Poison our environment, bodies, and food supply with toxic chemicals. Incinerators produce a variety of toxic discharges to the air, water and ground that are significant sources of a range of powerful pollutants, including dioxin.

Produce toxic byproducts. In addition to air and water emissions, incinerators create toxic ash or slag that must then be landfilled. This ash contains heavy metals, dioxins, and other pollutants, making it too toxic to reuse, although industry often tries to do so.
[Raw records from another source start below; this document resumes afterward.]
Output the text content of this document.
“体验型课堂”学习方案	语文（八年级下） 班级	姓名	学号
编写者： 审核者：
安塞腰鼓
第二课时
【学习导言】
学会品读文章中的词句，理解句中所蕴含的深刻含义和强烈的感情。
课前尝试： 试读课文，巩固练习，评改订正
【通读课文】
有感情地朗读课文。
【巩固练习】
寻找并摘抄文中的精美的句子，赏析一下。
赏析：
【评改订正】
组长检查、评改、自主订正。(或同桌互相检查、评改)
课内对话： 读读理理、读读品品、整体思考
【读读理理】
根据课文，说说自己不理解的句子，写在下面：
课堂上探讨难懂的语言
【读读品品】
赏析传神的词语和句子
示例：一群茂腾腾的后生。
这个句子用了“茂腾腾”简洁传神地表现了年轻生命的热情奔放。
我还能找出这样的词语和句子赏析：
Undermine waste prevention and recycling. The use of incinerators feeds a system in which a constant flow of resources needs to be pulled out of the Earth, processed in factories, shipped around the world, and burned in our communities.


 
Alternatives

Steady State Economy
Center for the Advancement of the Steady State Economy (CASSE)
steadystate.org


The mission of CASSE is to advance the steady state economy, with stabilized population and consumption, as a policy goal with widespread public support. We pursue this mission by:

• educating citizens, organizations, and policy makers on the conflict between economic growth and (1) environmental protection, (2) ecological and economic sustainability, and (3) national security and international stability;
• promoting the steady state economy as a desirable alternative to economic growth;
• studying the means to establish a steady state economy.